ENQUÊTE. Face à l'hégémonie du fabricant chinois DJI, la filière française du drone n'a pas abandonné la bataille de l'industrialisation et se consolide pour mieux peser à l'échelle mondiale. D'autant que la guerre en Ukraine demande aux acteurs tricolores une forte montée en cadence de leurs capacités.« Il y a dix ans, on rêvait tous d'être le champion du monde du drone mais aucun de nous en France n'est en mesure de l'être, en tout cas seul », lance Bastien Mancini, CEO de Delair. La PME toulousaine est pourtant, avec le francilien Parrot (33 M€ de CA en 2023 sur l'activité microdrones) l'une des figures de proue de la filière tricolore avec 30 millions d'euros de chiffre d'affaires et 150 salariés quand beaucoup d'acteurs français s'établissent entre un et cinq millions de CA. Une goutte d'eau face aux leaders mondiaux du secteur à l'instar du fabricant chinois DJI dont le chiffre d'affaires se compte en milliards (le groupe ne communique pas ses revenus mais contrôlerait plus de 70 % des ventes de drones à travers le monde sur un marché à 34 milliards de dollars en 2024), de l'américain Skydio (100 millions de CA) ou du fleuron israélien Elbit.
Ces fabricants disposent d'une force de frappe considérable avec un fort soutien financier des gouvernements chinois et américain tout en s'appuyant sur une importante demande locale. « La Chine adresse déjà son propre marché domestique qui compte 92.000 exploitants professionnels de drones en Chine mais également 1,3 million de télépilotes. Cela donne aux fabricants chinois un effet démultiplicateur incroyable pour se positionner sur le marché mondial », observe Arnaud Rimokh, directeur délégué aux drones chez Aerospace Valley et expert drones auprès de la Commission européenne.

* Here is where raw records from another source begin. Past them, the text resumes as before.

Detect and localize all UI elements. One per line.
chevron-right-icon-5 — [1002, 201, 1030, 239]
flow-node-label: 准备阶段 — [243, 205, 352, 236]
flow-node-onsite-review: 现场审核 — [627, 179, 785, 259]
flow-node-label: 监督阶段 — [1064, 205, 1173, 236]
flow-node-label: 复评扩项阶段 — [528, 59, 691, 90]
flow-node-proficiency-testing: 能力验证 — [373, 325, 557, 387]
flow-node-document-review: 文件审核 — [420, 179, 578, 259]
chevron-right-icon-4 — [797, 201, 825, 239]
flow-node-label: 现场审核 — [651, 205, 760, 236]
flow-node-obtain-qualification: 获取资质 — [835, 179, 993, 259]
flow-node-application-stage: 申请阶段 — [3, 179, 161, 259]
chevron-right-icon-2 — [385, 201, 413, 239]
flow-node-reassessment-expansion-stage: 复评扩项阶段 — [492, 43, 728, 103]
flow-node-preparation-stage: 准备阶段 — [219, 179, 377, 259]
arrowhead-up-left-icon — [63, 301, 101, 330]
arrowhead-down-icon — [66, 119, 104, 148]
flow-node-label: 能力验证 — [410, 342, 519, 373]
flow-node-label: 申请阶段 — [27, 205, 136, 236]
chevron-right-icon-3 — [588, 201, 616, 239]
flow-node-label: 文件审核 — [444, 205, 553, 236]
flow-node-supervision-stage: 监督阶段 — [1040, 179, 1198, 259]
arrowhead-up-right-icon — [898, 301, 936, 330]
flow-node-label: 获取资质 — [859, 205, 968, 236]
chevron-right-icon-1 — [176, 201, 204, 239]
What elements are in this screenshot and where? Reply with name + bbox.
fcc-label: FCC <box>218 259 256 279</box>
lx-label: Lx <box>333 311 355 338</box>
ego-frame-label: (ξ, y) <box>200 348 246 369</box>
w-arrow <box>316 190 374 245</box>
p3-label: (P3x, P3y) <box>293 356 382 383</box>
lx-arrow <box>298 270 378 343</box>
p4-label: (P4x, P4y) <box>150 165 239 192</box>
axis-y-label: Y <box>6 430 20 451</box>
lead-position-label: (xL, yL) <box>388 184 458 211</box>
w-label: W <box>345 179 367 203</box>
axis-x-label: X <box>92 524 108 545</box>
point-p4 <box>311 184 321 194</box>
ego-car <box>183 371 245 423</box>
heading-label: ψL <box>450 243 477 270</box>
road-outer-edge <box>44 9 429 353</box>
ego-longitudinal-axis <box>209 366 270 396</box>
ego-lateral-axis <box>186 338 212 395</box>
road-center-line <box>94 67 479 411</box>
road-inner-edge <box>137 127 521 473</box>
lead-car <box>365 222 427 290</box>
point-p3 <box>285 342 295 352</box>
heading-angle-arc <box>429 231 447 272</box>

Une filière en pleine consolidation
Face à cette hégémonie, la filière française se structure. Fondée en 2021, l'Adif (association du drone de l'industrie française) regroupe aujourd'hui une trentaine d'acteurs pesant 110 millions d'euros de chiffre d'affaires et un millier d'emplois. « Un fabricant seul ne peut pas lutter directement face à DJI d'autant que les drones chinois sont des produits de qualité. La majorité des acteurs vont se tourner vers des positionnements un peu différents comme par exemple de l'inspection automatisée par drone ou des appareils qui ne sont pas dans le catalogue des fabricants chinois », remarque Antoine Level, président de l'Adif.